Par deux arrêts du 27 juin 2025 rendus en assemblée plénière (pourvois n°22-21.812 et 22-21.146), la Cour de cassation vient en effet de clarifier le rôle du juge lorsque la victime d’un dommage demande sa réparation intégrale, alors que la faute, par ailleurs établie, n’a causé qu’une perte de chance. Dans ces deux affaires où la responsabilité d’un avocat et d’un notaire était engagée, la haute juridiction a tranché : le juge doit condamner le responsable à réparer ce préjudice. Il ne peut refuser cette indemnisation au motif que la victime demandait la réparation de son dommage et non de la perte de chance de l’éviter.
Un domaine d’application de plus en plus large
Dans la première affaire, après avoir licencié l’un de ses salariés, une société a été condamnée à lui verser une indemnité, pour compenser la clause de non-concurrence à laquelle il restait soumis. L’employeur a alors estimé que son avocat aurait dû lui indiquer que, s’il avait libéré le salarié de cette clause de non-concurrence, il n’aurait pas eu à l’indemniser.

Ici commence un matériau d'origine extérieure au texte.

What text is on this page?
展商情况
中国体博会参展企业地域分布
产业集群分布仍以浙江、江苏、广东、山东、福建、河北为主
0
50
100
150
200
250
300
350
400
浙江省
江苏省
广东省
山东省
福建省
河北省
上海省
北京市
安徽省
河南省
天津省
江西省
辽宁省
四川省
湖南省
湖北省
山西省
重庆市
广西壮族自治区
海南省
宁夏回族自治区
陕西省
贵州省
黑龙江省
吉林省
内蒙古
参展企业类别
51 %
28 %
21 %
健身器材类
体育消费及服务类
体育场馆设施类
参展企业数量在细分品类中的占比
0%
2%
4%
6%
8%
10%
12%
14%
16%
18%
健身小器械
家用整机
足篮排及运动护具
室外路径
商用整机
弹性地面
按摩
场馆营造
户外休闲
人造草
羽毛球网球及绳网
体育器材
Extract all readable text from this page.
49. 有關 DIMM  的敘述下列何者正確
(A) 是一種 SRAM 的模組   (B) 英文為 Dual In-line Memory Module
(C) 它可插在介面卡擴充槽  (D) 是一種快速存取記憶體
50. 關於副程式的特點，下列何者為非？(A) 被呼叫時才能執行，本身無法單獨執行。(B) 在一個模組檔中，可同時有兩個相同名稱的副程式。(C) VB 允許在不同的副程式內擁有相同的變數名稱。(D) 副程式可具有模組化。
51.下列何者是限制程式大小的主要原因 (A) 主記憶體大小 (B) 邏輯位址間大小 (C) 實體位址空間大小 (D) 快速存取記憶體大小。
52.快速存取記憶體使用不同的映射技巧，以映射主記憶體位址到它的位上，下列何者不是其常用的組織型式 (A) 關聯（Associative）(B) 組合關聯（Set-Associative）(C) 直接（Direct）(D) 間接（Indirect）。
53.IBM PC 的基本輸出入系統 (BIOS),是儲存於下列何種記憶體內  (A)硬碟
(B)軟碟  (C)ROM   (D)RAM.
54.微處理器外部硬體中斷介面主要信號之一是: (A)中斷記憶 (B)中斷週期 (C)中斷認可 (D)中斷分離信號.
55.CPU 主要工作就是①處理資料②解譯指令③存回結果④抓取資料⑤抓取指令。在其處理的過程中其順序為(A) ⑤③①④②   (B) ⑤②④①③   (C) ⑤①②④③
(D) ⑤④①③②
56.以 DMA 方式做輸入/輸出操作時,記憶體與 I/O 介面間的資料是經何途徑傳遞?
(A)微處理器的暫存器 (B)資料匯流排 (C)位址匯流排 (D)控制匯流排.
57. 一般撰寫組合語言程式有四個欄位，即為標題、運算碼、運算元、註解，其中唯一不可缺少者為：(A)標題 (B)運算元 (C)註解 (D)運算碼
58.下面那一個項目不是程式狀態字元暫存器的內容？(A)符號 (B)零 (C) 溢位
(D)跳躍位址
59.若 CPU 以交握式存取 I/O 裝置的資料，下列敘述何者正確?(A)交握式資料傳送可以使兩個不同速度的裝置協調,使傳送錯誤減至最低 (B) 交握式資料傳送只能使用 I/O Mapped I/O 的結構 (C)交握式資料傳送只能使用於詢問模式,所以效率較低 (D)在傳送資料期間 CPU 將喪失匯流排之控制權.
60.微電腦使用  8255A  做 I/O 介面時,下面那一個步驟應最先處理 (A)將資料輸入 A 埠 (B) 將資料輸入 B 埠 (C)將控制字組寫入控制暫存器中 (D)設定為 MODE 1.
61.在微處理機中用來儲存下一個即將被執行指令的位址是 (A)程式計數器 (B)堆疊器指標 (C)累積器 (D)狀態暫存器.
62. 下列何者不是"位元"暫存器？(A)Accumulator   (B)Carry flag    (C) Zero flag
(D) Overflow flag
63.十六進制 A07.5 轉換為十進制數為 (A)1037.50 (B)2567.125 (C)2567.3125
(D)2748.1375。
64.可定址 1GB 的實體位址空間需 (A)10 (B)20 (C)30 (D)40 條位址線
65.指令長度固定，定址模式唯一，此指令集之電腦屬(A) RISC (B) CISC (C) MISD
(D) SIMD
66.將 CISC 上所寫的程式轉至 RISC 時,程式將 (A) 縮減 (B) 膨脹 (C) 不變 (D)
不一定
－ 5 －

La société a alors assigné son avocat en responsabilité et demandé sa condamnation au paiement d’une somme équivalente au montant de l’indemnité. Le juge saisi a considéré que l’avocat avait manqué à son obligation d’information et de conseil. Mais il a constaté que, même si la société avait été correctement informée, il n’est pas certain qu’elle aurait renoncé à cette clause de non-concurrence : la faute de l’avocat a seulement fait perdre à la société une chance de ne pas avoir à verser une indemnité au salarié. Le juge a donc rejeté la demande de la société laquelle a alors formé un pourvoi en cassation.
Dans la seconde affaire, une entreprise a acheté un immeuble afin de créer des bureaux destinés à la location. Elle n’a cependant pas pu réaliser cet aménagement. En effet, avant cette vente, la personne qui lui a cédé l’immeuble n’a pas obtenu l’autorisation administrative que réclame ce type de projet. L’entreprise a alors estimé que le notaire qui a rédigé l’acte de vente aurait dû vérifier que ce projet d’aménagement en bureaux était réalisable et, ainsi, la mettre en garde.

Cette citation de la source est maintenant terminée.